On the contrary, The Apostle says (Gal.4:16): "Am I become your enemy because I tell you the truth?" [*St. Thomas quotes the passage, probably from memory, as though it were an assertion: "I am become," etc.]
I answer that, Good, true and being are the same in reality, but differ as considered by reason. For good is considered in the light of something desirable, while being and true are not so considered: because good is "what all things seek." Wherefore good, as such, cannot be the object of hatred, neither in general nor in particular. Being and truth in general cannot be the object of hatred: because disagreement is the cause of hatred, and agreement is the cause of love; while being and truth are common to all things. But nothing hinders some particular being or some particular truth being an object of hatred, in so far as it is considered as hurtful and repugnant; since hurtfulness and repugnance are not incompatible with the notion of being and truth, as they are with the notion of good.

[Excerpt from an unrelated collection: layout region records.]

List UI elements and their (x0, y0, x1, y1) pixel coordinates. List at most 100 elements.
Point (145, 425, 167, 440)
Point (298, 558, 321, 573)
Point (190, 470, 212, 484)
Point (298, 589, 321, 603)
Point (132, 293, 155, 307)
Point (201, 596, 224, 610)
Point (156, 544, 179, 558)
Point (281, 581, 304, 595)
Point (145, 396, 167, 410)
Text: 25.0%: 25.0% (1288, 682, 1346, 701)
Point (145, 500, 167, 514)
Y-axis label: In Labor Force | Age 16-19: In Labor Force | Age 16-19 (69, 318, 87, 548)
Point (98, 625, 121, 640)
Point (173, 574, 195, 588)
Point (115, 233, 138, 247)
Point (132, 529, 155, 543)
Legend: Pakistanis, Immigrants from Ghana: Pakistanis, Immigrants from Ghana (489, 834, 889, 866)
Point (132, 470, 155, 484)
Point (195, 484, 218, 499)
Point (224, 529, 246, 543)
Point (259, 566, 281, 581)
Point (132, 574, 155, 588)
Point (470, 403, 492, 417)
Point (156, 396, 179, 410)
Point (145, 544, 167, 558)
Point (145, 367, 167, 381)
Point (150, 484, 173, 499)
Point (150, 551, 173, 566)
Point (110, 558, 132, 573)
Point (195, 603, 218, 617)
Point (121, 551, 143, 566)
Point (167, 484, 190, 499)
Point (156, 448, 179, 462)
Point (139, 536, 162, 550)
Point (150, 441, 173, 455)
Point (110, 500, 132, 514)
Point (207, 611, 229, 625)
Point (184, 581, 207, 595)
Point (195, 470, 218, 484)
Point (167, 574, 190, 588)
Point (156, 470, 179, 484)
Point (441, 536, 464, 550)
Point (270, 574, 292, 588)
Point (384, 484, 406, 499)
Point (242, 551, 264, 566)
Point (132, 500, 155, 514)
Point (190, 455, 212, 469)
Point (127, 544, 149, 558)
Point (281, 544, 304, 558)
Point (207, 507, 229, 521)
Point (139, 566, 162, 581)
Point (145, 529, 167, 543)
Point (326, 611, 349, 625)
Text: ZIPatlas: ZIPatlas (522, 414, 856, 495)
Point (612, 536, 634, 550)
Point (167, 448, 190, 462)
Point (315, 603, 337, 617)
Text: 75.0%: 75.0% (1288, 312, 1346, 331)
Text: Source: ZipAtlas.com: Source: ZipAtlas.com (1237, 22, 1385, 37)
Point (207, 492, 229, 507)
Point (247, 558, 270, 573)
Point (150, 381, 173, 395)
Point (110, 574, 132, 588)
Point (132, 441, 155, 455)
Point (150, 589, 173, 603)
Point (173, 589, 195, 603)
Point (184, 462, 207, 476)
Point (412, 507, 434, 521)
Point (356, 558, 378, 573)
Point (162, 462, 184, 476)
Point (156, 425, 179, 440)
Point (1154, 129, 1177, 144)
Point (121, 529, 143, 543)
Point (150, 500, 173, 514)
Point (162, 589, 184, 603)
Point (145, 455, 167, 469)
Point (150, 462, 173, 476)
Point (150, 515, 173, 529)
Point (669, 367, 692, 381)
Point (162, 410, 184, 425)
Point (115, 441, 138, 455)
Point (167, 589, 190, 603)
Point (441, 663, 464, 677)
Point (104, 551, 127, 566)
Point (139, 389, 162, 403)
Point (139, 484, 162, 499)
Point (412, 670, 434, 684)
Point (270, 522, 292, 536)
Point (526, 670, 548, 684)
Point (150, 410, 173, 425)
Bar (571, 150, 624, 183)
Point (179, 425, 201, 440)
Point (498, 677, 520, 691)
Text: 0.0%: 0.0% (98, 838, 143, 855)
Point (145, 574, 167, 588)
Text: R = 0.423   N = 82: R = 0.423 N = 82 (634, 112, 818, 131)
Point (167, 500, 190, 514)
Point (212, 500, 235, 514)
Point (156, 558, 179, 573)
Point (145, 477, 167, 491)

Now it may happen in three ways that some particular truth is repugnant or hurtful to the good we love. First, according as truth is in things as in its cause and origin. And thus man sometimes hates a particular truth, when he wishes that what is true were not true. Secondly, according as truth is in man's knowledge, which hinders him from gaining the object loved: such is the case of those who wish not to know the truth of faith, that they may sin freely; in whose person it is said (Job 21:14): "We desire not the knowledge of Thy ways." Thirdly, a particular truth is hated, as being repugnant, inasmuch as it is in the intellect of another man: as, for instance, when a man wishes to remain hidden in his sin, he hates that anyone should know the truth about his sin. In this respect, Augustine says (Confess. x, 23) that men "love truth when it enlightens, they hate it when it reproves." This suffices for the Reply to the First Objection.
Reply to Objection 2: The knowledge of truth is lovable in itself: hence Augustine says that men love it when it enlightens. But accidentally, the knowledge of truth may become hateful, in so far as it hinders one from accomplishing one's desire.
Reply to Objection 3: The reason why we love those who are straightforward is that they make known the truth, and the knowledge of the truth, considered in itself, is a desirable thing.